In October 2010, the FDA approved dabigatran etexilate to reduce the risk of stroke and systemic embolism in patients with nonvalvular atrial fibrillation. The drug, a direct thrombin inhibitor, has also been approved in >80 countries (not in the United States) for the primary prevention of VTEs after elective total knee or hip replacement surgery. The authors noted that phase 3 trials found 220 mg of dabigatran etexilate taken daily was as effective as daily 40-mg doses of enoxaparin to prevent VTEs following total knee or hip replacement surgery.

In this study, 5292 patients between 18 and 75 years of age were treated with 220 mg of dabigatran etexilate daily between March 2009 and July 2011. Exclusion criteria included concomitant amiodarone or quinidine treatment, an indication for quinidine or chronic anticoagulant therapy, renal or hepatic impairment, active clinically significant bleeding, or spontaneous or pharmacological impairment of haemostasis.

All patients had 3 visits: (1) at baseline (≤7 days before surgery); (2) when discharged from the hospital or 24 to 48 hours after ending treatment (whichever came first); and (3) at follow-up if they were discharged before finishing treatment.

Of the patients, 2734 underwent hip replacement surgery and 2558 underwent knee replacement surgery. The mean age was 62.6 years, 42.2% of patients were male, and 99.0% were white.

The overall incidence of major bleeding events was 0.72% (95% confidence interval [CI], 0.51%-0.98%), and the incidence was similar in the hip replacement (0.69%; 95% CI, 0.42%-1.08%) and knee replacement (0.74%; 95% CI, 0.45%-1.16%) groups.

The authors defined major bleeding events as clinically overt bleeding; fatal, retroperitoneal, intracranial, intraocular, or intraspinal bleeding; or bleeding warranting treatment cessation or leading to reoperation.
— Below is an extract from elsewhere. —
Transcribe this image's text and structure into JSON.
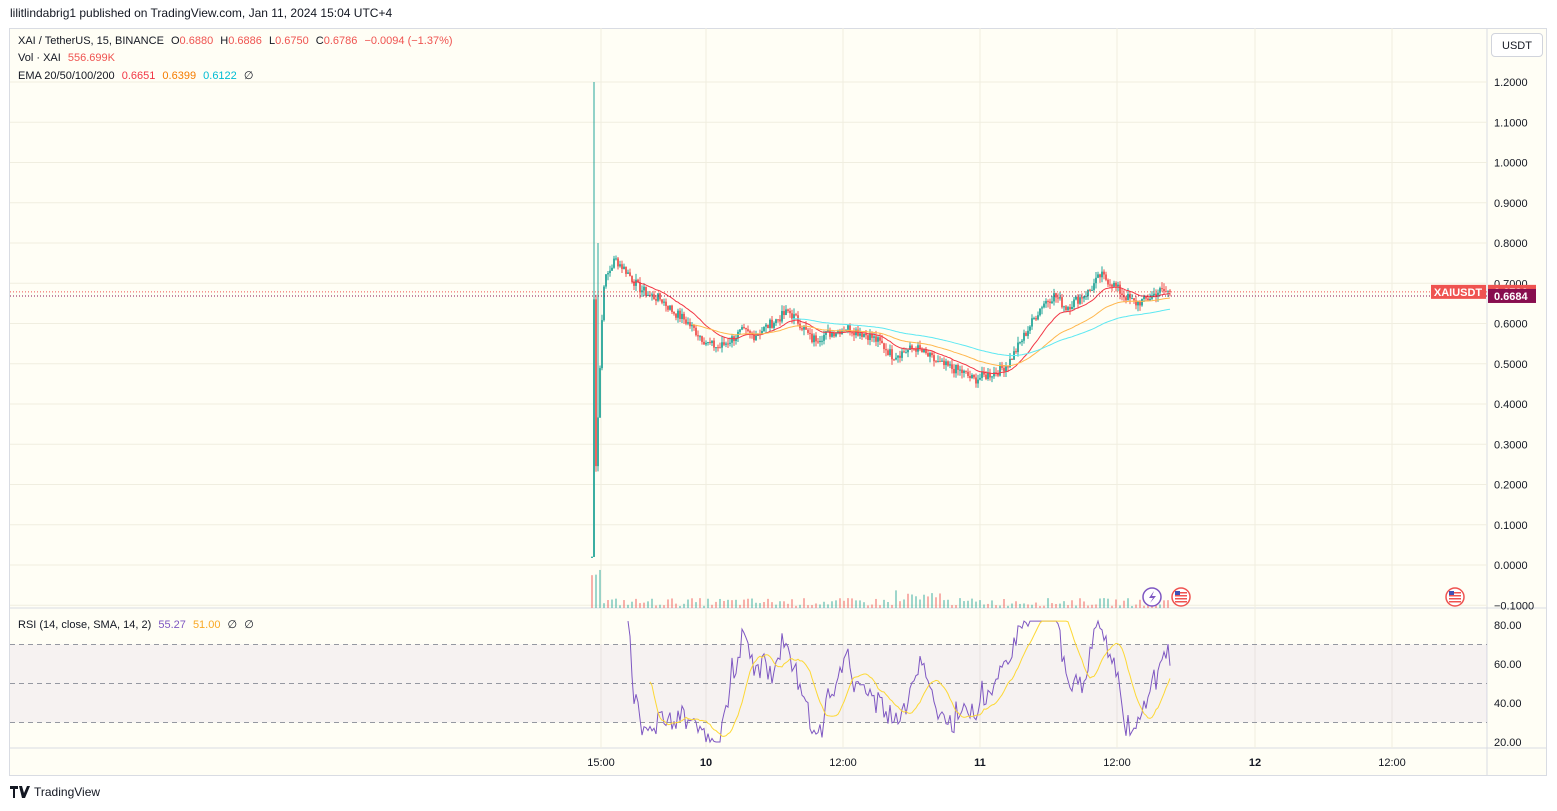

In patients with at least 1 risk factor for bleeding, the incidence of major bleeding events was 0.76%, which was comparable to the 0.64% incidence among patients with no risk factors. The risk factors were active smoking, coronary artery disease, chronic heart failure, history of VTE, concomitant acetylsalicyclic acid, and chronic use of non-steroidal anti-inflammatory drugs.

Of the patients, 18.7% had an adverse event, 2.6% had a serious adverse event, and 4.9% had an adverse event that led to discontinuation of dabigatran etexilate.

The incidence of symptomatic VTEs and all-cause mortality was 1.04% (95% CI, 0.78%-1.35%), including 0.55% (95% CI, 0.31%-0.90%) in patients undergoing hip replacement and 1.56% (95% CI, 1.12%-2.12%) in patients undergoing knee replacement.

Patients with a history of VTE had a higher incidence than those without a history of VTE (odds ratio, 5.59; 95% CI, 2.53-11.08). The authors noted none of the other risk factors had much of an impact on the incidence of symptomatic VTEs and all-cause mortality.

This poster was sponsored by Boehringer Ingelheim.